Près de 92 000 travailleurs exposés

« Les familles professionnelles des salariés les plus concernés par une exposition aux médicaments cytotoxiques sont les infirmiers et sages-femmes, les aides-soignants (incluant les assistants vétérinaires), les médecins et assimilés (incluant les vétérinaires et les pharmaciens), les professions paramédicales et les personnels d’études et de recherche », précise l’Agence. Selon l’édition 2017 de l’enquête Sumer (pour surveillance médicale des expositions aux risques professionnels), menée par le ministère du Travail, 91 900 salariés sont exposés aux médicaments cytotoxiques. Des chiffres qui n’incluent pas les travailleurs indépendants, notamment ceux intervenant dans les soins à domicile de patients ou lors de soins vétérinaires.
« Aujourd’hui, les médicaments cytostatiques sortent du cadre de classification et d’étiquetage européen, souligne par ailleurs Henri Bastos, directeur scientifique santé-travail à l’Anses. Contrairement aux produits utilisés en milieu industriel, le règlement européen n’impose pas de prévenir l’utilisateur du caractère dangereux des médicaments via un étiquetage spécifique. » Depuis des mois, les syndicats européens bataillent pour que cette situation évolue : ils souhaitent que les médicaments cytostatiques soient inclus dans la directive qui encadre l’usage professionnel des produits cancérigènes, mutagènes et reprotoxiques. Les eurodéputés se sont ralliés à leur position en avril dernier. La Commission et le Conseil de l’Europe restent pour le moment silencieux sur le sujet. Or, un accord entre ces trois instances est indispensable pour que la directive puisse être modifiée.
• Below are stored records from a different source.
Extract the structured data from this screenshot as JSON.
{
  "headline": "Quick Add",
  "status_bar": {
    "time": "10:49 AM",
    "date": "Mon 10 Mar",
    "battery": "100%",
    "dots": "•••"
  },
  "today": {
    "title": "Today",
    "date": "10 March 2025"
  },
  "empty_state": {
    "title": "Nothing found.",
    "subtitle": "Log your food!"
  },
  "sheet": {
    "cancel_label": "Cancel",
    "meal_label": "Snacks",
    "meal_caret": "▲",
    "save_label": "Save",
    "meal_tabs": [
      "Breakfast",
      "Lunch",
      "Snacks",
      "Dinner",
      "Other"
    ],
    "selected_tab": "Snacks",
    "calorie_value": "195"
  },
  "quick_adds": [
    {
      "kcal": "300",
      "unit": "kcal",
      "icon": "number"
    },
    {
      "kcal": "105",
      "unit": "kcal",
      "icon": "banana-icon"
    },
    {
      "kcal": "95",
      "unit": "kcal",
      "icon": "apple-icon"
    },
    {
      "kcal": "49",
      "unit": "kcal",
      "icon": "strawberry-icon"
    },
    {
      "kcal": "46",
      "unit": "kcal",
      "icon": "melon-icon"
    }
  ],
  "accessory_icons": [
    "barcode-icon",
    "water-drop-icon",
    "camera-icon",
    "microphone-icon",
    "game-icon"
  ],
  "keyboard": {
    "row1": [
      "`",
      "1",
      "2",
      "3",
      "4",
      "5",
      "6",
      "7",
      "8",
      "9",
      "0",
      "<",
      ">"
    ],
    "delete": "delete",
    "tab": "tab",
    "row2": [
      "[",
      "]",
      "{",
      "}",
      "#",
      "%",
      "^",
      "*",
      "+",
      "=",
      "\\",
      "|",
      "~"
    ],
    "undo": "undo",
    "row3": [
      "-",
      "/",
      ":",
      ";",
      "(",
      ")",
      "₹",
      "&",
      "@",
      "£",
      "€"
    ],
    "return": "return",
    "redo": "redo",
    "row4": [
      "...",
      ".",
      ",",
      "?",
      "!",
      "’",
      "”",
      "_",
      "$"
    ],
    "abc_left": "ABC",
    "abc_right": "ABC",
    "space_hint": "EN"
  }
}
Prévenir les risques, maintenant

En proposant d’inscrire les travaux exposant à 18 cytotoxiques dans l’arrêté français, l’Anses suggère de protéger dès aujourd’hui les salariés, sans attendre une éventuelle modification de la directive européenne, les États membres mettant souvent des mois à intégrer les modifications des textes européens dans leur droit national. L’inscription au sein de l’arrêté impliquerait en effet des exigences supplémentaires pour les employeurs en matière d'évaluation des risques, de mise en œuvre de moyens de prévention, de contrôle de l’exposition des travailleurs, d'information et de formation. En outre, cela faciliterait les démarches des salariés victimes de cancers liés à l’utilisation de cytotoxiques pour faire reconnaître leur origine professionnelle. A défaut de tableau de maladie professionnelle, ces salariés doivent en effet établir un lien direct et essentiel entre leur pathologie et l’usage de ces produits dans le cadre du travail, même s’ils y ont été exposés pendant des années et bien que leur cancérogénicité soit documentée.